Entitled Doppelgänger, this CD presents 14 Liszt transcriptions of Schubert songs played by young Bulgarian pianist Dora Deliyska. Unlike so many young virtuosi nowadays, Deliyska has the full measure of the Lisztian or Schubertian style: plenty of rubato, a fluid and flexible musical line, and the kind of luftpausen that create dramatic as well as musical tension. The question, as always, is at what point do these transcriptions cross the line from artistry to simple exhibitionism? Are they truly art, or just pop schlock of their time? Deliyska makes a strong case for the former, getting deep in the keys and producing a sound on her Bösendorfer that is as rich as it is pearl-like. The sound quality is, in a word, stunning. She could be playing that piano you have right next to your stereo speakers.
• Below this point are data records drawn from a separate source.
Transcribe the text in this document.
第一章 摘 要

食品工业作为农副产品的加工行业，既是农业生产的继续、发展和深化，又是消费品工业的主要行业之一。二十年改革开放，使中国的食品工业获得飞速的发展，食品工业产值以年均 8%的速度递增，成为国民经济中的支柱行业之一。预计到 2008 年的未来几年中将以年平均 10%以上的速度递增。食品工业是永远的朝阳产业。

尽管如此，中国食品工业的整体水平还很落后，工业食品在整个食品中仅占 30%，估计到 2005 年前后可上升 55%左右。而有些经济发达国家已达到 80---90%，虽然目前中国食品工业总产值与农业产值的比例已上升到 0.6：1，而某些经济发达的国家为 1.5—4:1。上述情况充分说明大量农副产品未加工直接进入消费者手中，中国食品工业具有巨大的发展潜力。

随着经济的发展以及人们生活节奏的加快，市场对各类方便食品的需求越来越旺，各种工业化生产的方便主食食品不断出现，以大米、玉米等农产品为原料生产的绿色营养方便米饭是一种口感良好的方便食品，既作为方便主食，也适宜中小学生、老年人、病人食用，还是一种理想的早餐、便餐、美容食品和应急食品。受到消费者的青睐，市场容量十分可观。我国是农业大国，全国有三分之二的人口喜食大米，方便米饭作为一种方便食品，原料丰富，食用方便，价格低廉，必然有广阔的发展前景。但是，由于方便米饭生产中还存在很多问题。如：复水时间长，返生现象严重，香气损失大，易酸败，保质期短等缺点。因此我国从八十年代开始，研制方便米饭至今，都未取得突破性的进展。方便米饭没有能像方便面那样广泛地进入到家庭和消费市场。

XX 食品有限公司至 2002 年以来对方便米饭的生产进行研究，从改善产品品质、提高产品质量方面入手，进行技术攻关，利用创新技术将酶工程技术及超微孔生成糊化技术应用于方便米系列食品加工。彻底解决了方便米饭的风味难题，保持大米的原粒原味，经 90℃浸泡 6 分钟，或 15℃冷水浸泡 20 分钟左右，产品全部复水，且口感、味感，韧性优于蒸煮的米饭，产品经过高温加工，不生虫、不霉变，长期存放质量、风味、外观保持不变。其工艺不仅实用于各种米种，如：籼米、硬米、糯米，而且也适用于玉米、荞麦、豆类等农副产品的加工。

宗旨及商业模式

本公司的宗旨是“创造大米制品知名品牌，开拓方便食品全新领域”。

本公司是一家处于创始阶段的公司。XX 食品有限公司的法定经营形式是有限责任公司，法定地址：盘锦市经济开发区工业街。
I found myself absolutely entranced by her playing, so much so that—especially in such less familiar songs as “Lob der Tränen,” “Frühlingssehnsucht,” and “Litanei auf das Fest aller Seelen”—I was as much taken by Liszt’s ultra-rich, Romantic keyboard writing as by the original melodies. In her hands, it becomes evident that Liszt was not trying to “improve” on Schubert or replace the sung versions with piano transcriptions, but creating meditations on those songs. This was especially apparent in one of the “simplest” Schubert songs, “Hark, hark the lark,” which Liszt transforms via variations of an outstanding variety and color. I am almost ashamed to admit that I preferred the Liszt transcription to the original song!
Indeed, it is Deliyska’s lyrical warmth and tremendous attention to detail that wins you over. She obviously spent a lot of time with these pieces, and perhaps even listened to some of the great Schubert song interpreters of the 20th century—at least, it sounds like it to me. The soft, bell-like chords that Liszt wrote into “Du bist die Ruh’” sound out here with delicacy and tremendous sensitivity, and the fantasia-like transcription of “Die Forelle” completely transforms that tune from a catchy little lilt to something much more profound, almost Chopinesque in feeling. As a matter of fact, I couldn’t escape the feeling that although these transcriptions were written by Liszt, that somehow this pianist-composer was channeling his Polish competitor.
In its own field, then, this is a stunningly beautiful recording, entirely unique in style and presentation. I wish only the best for Deliyska in her career. She is someone very special.